You can hear that in the voices of the young people who go to campaign events. In Las Vegas at a rally headlined by former President Clinton for his wife, Hillary Rodham Clinton, on Monday, Jalon Sisson said politics is personal for him.

"It's my future," said the young Las Vegas resident. "What I really don't understand is why there aren't more young people here because ... we are the ones who are going to have to live with the problems of the future."

His friend Jarrell Roberts echoed another sentiment heard from many young people. It's a sense that the country hasn't been led well in their political lifetime, and they'd like to change that. "We just know from facts that President Bill Clinton was a way better president than President Bush," he says.

At an event for Barack Obama in Pahrump, Nev., another theme emerged: a desire among the young for the unvarnished truth.

"Even if [there comes a time when] we won't like to hear what he says, he'll still tell you the truth," says Claire Chase.

Despite all the enthusiasm, political analysts note that since 1972 young voters have been notoriously unreliable. Just ask Howard Dean, the former governor of Vermont who staked his 2004 presidential bid on the youth vote only to be knocked out as a contender early in Iowa. Even with Mr. Dean's loss, more young people voted in 2004 than in 2000.

Here's a snapshot of what's been going on with young people ages 18 to 29 since 1972, according to The Center for Information & Research on Civic Learning & Engagement (CIRCLE).

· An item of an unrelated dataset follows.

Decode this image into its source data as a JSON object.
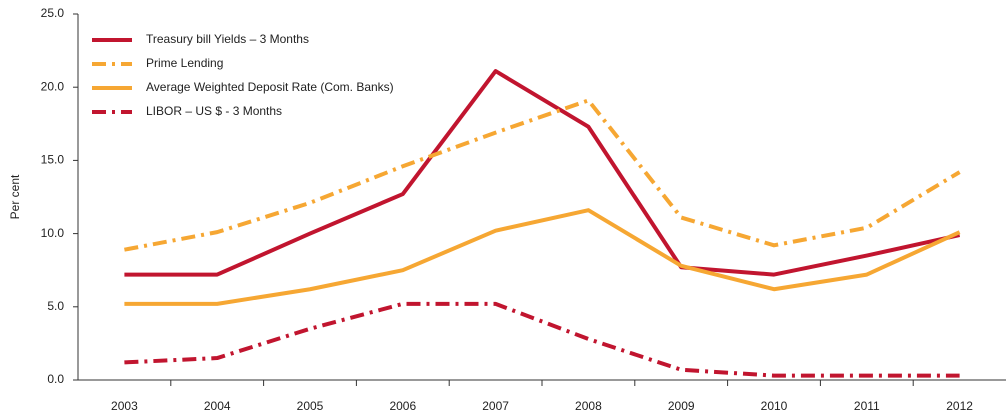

That year the Vietnam War and the draft prompted 55 percent of young people to come out and pull a lever for the candidate of their choice.

Then came Watergate and the youth turnout steadily declined for two decades, bottoming out at 40 percent in 1996 and 2000. It ticked up again when Bill Clinton first ran for president in 1992, but then dropped back down until 2000. Since then, at least for presidential elections, an increasing number of young people have come out to vote.

"We certainly are seeing something going on with young people," says Thomas Patterson, a political scientist at Harvard University's Kennedy School of Government. "If you're making a list of the things you'd like to [attribute] for the shift, Iraq is by far at the top of the list – George Bush is second."

The fact that both parties have active presidential campaigns with open races also helps, says Professor Patterson. Then there's technology. The Millennials are the wired generation, the scions of Facebook and MySpace social-networking websites. Voter mobilization groups like Declare Yourself and Rock the Vote are using them to demystify the political process, from registration to issues explanation. Each organization also hopes to register 2 million new young voters by the general election in November.

"Young people are also pioneering new online tools to connect up with other folks," says Karlo Marcelo, a researcher at CIRCLE at the University of Maryland in College Park. "I just saw this really neat tool called Vote Poke. You can enter in the name and address of a friend of yours and find out if they're registered to vote. If not, you can send them a note, saying 'Here's how you register online.' There are such simple things you can do now."

Despite the activity, young Americans still vote at lower levels than their older siblings, parents, and grandparents. But Mr. Marcelo and others are optimistic that this could be the year that changes and young people pass the 50 percent mark and close the gap with older generations.

"This could be the third election in a row that we've increased youth turnout," says Chrissy Faessen, a spokeswoman for Rock the Vote in Washington. "It's pretty exciting."

But that excitement extends only on the presidential and congressional levels, according to analysts. In local elections turnout has been "abysmal," particularly for the young. "They've become selective shoppers: they believe presidential politics is worth their time – the rest of it, not so much," says Patterson.

• Staff writer Ben Arnoldy contributed to this report in Las Vegas.